Before the age of anodyne stock images and computer-generated cartoon characters, human beings were charged with illustrating government copy. So it was in 1974, when the NYPD tapped Patrolman Leo Poulsen to draw the accompanying images for a pamphlet designed to improve the safety and security of businesses and their employees. His illustrations depict a New York of shady, bell-bottomed operators, cartoonish Bowery tropes, full-figured women, and fairy tale characters, all rendered in that bizarre '70s-style caricature that is that is both playful and unsettling.

Poulsen, who joined the NYPD in 1959 after serving in the Korean War, also wrote the gossip column for his station house, Brownsville's 73rd Precinct, in the police trade magazine Spring 3100. His columns string together memorable arrests and events with references to works from Steinbeck and Kipling, and inserted his colleagues into his own world of "deranged British horsemen" as they defended what he called "Fort Z." His humor and stream-of-consciousness style stand in stark contrast to the chummy repetition of names that seem to be the norm for other precincts [PDF].
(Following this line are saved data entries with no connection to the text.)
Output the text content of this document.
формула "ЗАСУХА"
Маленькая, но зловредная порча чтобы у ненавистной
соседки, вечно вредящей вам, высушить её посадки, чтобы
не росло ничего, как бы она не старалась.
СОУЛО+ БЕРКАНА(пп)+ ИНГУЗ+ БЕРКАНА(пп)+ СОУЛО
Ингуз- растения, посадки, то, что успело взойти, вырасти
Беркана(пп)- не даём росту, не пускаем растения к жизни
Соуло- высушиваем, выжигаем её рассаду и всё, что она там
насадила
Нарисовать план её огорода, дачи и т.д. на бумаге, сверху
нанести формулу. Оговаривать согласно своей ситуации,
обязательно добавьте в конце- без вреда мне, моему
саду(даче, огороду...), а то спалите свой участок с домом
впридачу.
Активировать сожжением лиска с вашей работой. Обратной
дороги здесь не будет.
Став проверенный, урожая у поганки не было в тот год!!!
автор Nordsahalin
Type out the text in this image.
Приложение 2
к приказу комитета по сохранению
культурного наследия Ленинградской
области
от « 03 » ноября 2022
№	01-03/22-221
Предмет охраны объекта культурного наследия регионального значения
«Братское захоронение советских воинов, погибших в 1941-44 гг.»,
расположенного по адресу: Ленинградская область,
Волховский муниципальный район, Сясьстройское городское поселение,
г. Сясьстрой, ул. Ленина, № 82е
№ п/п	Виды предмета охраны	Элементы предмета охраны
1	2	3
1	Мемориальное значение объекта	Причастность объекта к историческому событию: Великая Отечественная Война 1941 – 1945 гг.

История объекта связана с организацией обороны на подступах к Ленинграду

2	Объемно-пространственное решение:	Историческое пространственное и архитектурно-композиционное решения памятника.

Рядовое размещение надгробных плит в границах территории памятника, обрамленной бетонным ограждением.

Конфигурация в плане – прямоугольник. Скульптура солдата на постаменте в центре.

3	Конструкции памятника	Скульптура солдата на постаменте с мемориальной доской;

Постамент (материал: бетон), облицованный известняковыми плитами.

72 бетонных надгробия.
"He was a real cop, a real hard-nosed cop, and you wouldn't know from his hard-nosed cop attitude that there was this artistic side to him unless you saw that edge to him in his writing or his art," Poulsen's daughter Ellen says. "He was interested in law and order and the accoutrements of the military lifestyle, but at the same time he had this artistic bent. There was a zany side with a deep interest in art and writers."

Ellen Poulsen says that her father, who lived in the Cypress Hills section of East New York, often drew and painted in his free time, and won an award for his work the same year this pamphlet was published. Eventually he was transferred to the Graphic Arts Department downtown, where he depicted scenes and characters in safety and promotional materials. "He found his niche in the art department," Poulsen says. "I think he found a certain peace there."

Poulsen, an author, says The New York Times published the image of the characters in the elevator, uncredited ("He got a kick out of that"). She calls her father's figures in the pamphlet "off-the-wall," and admits they probably wouldn't get past Human Resources today.

"Stuff like the women with the big breasts—it's funny to look at, but as a woman myself, I don't think I'd like to see it."

Leo Poulsen died of heart disease a few months after his retirement in 1980, at the age of 50. "He was a heavy smoker. He lit his cigarette off his birthday candles. That's just who he was.

"He never had the opportunity to be and artist and live that bohemian Williamsburg lifestyle that you see now. He had a family to support, and we were working class...But he depicted the life of a police officer with humor and some pathos, and he was very proud of that. To his credit, he always managed to find a way to create art."